Schweizer Perspektiven in 10 Sprachen

Die Sauber-Boliden rasen nun in Weiss

Der neue Bolide, Peter Sauber und seine beiden Fahrer Pedro de la Rosa (links) und Kamui Kobayashi in Valencia. Keystone

Peter Sauber hat in Valencia seinen neuen Formel-1-Boliden vorgestellt (siehe Spalte rechts). Hans-Markus Tschirren, langjähriger GP-Kommentator am Schweizer Fernsehen, über die Rückkehr des Teamgründers an die Boxenmauer und die Chancen der Hinwiler.

Was hat dieser Mann für Schläge und Demütigungen einstecken müssen: Ende Juli 2009 kündet BMW den Rückzug aus der Formel 1 an, Peter Sauber als 20-Prozent-Teilhaber fällt aus allen Wolken.

Statt dem stets integren Partner und Teamgründer bei der Übernahme entgegen zu kommen, drücken die Münchner den Kaufpreis nach oben – im Raum standen 100 Mio. Franken -, Peter Sauber scheint ausgebootet.

Doch die künftigen Besitzer, eine Investorengruppe aus dem Mittleren Osten, erweisen sich als äusserst undurchsichtig.
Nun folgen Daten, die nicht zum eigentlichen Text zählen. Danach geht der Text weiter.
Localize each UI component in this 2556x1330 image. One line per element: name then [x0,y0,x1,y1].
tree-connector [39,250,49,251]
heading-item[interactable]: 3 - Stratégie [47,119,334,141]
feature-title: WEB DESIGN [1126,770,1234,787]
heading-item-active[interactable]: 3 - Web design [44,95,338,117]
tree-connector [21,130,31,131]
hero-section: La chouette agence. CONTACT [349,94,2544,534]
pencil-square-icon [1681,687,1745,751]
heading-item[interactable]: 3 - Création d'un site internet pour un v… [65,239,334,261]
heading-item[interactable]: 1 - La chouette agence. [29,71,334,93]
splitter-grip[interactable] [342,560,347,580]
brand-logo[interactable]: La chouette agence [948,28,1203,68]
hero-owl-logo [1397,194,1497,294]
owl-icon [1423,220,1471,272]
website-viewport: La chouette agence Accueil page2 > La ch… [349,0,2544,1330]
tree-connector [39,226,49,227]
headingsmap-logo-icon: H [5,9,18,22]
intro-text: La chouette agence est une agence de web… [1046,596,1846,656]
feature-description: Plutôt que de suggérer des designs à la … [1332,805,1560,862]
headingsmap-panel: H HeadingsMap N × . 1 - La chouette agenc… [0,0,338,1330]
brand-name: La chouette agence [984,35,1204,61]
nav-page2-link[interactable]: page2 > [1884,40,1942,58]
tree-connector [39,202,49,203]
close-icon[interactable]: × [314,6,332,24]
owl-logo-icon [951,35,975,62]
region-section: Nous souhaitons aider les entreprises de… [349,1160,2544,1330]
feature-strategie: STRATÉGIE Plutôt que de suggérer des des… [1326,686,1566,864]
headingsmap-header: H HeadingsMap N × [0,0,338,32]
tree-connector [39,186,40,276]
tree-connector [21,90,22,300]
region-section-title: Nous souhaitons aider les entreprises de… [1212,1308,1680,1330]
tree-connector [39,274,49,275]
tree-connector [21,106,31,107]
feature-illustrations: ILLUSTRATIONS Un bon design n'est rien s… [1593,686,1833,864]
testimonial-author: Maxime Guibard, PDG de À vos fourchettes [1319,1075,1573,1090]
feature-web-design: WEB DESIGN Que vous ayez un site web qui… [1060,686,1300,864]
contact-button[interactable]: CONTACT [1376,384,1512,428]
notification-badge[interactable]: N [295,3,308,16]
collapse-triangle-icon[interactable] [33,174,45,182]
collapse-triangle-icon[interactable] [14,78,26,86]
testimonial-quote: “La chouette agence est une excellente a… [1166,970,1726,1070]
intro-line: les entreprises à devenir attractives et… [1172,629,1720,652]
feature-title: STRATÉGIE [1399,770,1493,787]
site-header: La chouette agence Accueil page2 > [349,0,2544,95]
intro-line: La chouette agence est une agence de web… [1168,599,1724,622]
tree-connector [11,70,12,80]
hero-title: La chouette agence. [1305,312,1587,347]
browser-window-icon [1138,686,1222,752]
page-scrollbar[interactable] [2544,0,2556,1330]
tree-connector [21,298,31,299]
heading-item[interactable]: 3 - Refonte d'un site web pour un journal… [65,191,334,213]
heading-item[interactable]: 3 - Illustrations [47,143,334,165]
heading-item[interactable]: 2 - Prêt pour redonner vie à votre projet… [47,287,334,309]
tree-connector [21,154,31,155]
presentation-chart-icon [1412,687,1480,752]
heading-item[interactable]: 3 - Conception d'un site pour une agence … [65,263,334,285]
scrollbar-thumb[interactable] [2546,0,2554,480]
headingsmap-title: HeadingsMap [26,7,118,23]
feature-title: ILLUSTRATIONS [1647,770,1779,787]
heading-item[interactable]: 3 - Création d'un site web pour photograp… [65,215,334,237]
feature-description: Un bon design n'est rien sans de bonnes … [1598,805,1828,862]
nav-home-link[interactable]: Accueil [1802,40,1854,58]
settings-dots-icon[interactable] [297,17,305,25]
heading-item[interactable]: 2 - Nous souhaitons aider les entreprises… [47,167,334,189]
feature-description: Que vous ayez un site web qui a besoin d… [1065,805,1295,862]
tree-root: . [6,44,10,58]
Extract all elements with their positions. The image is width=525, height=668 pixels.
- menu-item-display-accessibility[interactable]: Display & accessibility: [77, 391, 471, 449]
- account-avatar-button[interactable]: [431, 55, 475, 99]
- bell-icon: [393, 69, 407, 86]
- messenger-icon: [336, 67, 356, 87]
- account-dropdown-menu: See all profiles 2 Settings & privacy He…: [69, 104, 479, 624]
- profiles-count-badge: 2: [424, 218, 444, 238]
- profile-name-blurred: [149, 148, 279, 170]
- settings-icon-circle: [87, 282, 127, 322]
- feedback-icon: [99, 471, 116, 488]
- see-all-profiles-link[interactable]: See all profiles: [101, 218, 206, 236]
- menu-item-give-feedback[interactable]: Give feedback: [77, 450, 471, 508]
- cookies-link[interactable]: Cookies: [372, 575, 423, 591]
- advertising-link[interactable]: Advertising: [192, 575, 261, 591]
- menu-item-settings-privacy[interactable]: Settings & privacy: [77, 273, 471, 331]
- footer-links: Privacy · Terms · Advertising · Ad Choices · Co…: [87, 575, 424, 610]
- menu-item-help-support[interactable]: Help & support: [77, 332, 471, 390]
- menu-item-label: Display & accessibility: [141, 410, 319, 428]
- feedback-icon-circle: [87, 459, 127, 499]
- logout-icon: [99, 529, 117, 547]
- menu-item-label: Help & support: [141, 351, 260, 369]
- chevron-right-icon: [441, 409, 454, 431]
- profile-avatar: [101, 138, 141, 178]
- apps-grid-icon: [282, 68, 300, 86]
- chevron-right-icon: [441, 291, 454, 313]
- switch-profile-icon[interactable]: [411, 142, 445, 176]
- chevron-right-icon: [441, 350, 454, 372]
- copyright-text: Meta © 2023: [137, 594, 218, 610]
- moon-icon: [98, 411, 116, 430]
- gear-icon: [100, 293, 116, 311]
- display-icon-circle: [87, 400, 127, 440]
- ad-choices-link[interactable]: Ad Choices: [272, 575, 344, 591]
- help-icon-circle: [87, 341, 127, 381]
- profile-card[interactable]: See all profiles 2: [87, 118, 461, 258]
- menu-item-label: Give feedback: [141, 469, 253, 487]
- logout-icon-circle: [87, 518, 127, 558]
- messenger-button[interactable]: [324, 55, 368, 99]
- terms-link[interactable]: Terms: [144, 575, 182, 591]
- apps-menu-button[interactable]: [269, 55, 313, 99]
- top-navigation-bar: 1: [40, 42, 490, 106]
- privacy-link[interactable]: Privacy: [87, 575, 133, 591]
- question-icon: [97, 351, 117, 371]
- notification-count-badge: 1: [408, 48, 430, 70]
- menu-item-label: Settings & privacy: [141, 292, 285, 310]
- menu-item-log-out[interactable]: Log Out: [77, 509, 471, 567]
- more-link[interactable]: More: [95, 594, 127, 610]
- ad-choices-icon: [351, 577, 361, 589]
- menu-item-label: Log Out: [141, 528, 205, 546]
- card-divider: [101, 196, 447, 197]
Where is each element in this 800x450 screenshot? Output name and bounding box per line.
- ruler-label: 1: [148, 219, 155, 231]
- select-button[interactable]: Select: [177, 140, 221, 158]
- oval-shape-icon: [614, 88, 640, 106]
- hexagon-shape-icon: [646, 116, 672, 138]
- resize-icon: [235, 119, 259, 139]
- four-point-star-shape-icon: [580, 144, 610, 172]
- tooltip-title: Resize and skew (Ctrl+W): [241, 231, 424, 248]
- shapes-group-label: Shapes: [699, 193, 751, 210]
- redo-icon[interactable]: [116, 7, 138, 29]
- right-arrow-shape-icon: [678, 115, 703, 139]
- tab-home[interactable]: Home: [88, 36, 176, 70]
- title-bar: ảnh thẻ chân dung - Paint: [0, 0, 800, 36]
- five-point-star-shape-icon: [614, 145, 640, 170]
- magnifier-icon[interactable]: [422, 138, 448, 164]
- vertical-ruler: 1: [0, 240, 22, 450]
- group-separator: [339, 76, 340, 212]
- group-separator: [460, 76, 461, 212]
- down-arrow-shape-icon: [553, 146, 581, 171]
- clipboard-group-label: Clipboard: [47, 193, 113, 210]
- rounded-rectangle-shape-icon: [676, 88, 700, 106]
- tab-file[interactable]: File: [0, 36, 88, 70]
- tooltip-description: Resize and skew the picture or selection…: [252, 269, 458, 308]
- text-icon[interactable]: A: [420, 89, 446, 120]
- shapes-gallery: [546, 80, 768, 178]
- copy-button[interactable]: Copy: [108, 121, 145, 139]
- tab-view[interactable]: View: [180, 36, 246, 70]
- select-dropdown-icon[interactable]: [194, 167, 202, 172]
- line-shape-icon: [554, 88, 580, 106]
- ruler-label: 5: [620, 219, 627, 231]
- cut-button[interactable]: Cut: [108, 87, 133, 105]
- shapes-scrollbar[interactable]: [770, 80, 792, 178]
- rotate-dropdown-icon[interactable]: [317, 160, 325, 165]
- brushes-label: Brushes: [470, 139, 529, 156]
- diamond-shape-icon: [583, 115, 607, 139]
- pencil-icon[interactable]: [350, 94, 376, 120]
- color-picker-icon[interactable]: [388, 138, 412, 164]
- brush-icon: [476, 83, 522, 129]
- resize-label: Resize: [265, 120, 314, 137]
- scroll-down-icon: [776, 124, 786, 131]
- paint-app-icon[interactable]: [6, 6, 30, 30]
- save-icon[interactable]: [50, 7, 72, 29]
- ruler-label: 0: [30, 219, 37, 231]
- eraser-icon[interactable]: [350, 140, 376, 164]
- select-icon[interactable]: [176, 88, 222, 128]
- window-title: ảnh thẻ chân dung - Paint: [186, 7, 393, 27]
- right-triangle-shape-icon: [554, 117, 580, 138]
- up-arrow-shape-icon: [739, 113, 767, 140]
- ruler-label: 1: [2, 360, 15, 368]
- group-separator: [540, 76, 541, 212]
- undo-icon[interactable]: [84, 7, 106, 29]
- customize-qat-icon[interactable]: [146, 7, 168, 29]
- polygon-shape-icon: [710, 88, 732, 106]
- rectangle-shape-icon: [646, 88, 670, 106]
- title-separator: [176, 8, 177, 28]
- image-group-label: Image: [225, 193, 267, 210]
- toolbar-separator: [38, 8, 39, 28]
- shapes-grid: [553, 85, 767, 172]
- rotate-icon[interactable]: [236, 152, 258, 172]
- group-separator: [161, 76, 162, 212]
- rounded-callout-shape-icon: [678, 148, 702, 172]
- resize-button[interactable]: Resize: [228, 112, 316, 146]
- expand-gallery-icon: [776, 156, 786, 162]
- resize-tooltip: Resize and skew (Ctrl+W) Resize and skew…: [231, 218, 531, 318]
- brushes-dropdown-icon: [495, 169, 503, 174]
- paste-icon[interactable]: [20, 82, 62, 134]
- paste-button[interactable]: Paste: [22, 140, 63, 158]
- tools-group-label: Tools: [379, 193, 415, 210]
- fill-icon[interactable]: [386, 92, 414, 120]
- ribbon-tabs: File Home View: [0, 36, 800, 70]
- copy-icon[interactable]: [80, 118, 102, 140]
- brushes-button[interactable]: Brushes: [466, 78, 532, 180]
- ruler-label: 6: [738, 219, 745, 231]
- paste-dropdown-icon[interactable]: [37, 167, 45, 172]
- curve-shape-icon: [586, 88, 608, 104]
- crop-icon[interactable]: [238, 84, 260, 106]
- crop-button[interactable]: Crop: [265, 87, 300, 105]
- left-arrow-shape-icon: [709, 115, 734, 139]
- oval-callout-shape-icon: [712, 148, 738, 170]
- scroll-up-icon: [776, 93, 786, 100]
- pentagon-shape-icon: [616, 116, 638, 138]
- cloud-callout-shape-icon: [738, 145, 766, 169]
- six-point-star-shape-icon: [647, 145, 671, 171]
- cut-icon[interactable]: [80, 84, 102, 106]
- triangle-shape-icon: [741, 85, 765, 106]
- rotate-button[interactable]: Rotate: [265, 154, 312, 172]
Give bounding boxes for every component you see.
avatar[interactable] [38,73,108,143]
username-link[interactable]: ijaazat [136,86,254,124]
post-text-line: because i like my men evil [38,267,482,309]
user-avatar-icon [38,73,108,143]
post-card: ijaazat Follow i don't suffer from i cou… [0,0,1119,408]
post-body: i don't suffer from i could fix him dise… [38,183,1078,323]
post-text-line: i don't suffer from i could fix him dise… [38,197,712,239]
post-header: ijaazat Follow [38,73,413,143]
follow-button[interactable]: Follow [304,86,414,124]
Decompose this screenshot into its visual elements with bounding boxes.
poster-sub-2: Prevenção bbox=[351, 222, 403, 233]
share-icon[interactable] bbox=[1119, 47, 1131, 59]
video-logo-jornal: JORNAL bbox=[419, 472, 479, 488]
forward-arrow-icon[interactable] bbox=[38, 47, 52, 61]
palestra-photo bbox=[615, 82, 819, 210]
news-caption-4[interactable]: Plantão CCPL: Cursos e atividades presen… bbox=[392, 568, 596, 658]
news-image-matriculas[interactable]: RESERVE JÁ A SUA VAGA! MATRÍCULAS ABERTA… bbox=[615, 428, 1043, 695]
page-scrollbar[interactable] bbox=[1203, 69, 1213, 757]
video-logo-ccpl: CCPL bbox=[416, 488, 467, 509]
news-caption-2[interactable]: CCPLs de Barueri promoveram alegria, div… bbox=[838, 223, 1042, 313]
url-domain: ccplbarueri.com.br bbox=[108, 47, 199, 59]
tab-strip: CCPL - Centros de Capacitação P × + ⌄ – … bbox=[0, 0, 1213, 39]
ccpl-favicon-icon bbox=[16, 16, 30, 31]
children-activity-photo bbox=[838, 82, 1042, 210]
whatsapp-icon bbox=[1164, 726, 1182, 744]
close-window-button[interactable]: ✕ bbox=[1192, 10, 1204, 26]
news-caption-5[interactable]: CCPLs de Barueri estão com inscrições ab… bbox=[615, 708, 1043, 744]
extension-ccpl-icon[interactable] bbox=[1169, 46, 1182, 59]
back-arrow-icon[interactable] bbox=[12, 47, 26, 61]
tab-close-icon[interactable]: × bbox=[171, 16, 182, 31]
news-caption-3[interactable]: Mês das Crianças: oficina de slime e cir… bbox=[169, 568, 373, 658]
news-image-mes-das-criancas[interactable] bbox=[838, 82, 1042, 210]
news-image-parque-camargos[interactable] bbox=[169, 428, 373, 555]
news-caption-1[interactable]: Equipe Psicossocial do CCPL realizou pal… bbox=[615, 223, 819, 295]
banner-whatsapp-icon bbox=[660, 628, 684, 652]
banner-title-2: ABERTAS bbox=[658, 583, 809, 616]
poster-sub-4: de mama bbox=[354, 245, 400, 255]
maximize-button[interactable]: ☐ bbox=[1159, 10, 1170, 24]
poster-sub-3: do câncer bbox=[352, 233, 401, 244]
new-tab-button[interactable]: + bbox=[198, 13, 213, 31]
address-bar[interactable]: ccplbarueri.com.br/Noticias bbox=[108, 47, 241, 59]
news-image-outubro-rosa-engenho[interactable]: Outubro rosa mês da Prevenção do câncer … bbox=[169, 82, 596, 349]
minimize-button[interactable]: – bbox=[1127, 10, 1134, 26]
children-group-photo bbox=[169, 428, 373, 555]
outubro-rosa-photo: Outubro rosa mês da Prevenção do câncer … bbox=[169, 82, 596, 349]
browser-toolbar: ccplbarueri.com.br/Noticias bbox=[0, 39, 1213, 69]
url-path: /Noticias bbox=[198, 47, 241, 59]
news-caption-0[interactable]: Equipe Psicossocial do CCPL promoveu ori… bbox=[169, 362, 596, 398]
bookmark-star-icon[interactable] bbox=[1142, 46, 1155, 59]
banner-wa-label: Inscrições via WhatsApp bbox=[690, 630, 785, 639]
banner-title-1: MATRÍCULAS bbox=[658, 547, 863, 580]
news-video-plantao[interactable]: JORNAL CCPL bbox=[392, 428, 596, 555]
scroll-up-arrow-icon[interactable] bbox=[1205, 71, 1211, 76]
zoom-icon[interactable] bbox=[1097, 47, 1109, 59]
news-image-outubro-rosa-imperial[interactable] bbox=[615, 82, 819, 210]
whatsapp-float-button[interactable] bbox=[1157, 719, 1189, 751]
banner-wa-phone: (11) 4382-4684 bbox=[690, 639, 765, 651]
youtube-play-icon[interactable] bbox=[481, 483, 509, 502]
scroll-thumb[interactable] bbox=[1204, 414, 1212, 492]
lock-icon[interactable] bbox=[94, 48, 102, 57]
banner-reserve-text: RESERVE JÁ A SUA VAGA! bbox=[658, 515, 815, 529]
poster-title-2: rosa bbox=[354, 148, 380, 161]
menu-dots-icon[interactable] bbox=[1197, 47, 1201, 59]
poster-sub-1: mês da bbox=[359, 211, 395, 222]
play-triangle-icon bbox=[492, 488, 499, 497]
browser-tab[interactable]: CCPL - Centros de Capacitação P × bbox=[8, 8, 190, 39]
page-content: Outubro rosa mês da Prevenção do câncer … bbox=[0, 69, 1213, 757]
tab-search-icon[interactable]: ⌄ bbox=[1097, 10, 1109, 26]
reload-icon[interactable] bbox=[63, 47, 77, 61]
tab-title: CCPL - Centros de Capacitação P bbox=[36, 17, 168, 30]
Ende November kann die Belegschaft in Hinwil aufatmen – Peter Sauber rettet sein Lebenswerk, als alter neuer Besitzer und Teamchef.

Statt sich endlich den Ruhestand zu gönnen, taucht der Schweizer des Jahres 2005 mit 67 Jahren wieder in das Haifischbecken Formel 1 ein.

Hans-Markus Tschirren, Formel-1-Kommentator des Schweizer Fernsehens von 1981 bis 2008, verbindet mit dem zurückhaltenden Zürcher eine jahrzehntelange gemeinsame Zeit. Diese sei durch grossen gegenseitigen Respekt geprägt, betont der Lehrer aus dem bernischen Hinterkappelen.

swissinfo.ch: Trotz der schwierigen letzten Monate ist Peter Sauber gegen aussen immer ungerührt geblieben. Was hat er für Qualitäten?

Hans-Markus Tschirren: Emotionen sind bei ihm sehr stark vorhanden, vor allem, wenn es um Menschen geht. 1994 beispielsweise erlebte ich, wie nah ihm der Unfall Karl Wendlingers in Monaco ging.

Aber wenn es um Business geht, ist bei ihm extreme Selbstbeherrschung angesagt, ein Zug, den ich stark bewundere. Partnern gegenüber ist er absolut loyal. Der Lohn dafür war immer eine langfristige Zusammenarbeit. Petronas war 15 Jahre Hauptsponsor, eine Ewigkeit.

Er kritisierte auch nie Fahrer öffentlich, selbst wenn er Grund dazu gehabt hätte.

swissinfo.ch: Weshalb hat er sich zur Rückkehr als Teambesitzer und –chef entschlossen?

H.M.T.: Er hat sich sehr auf den Ruhestand gefreut. Er erzählte mir von seinen Plänen, Wandern zu gehen oder Motorrad-Touren zu unternehmen.

Ich denke, er hatte es genossen, ohne Verantwortung auf dem Rennplatz zu sein oder die GP am Schweizer Fernsehen als Experte mit Michael Stäuble zu kommentieren.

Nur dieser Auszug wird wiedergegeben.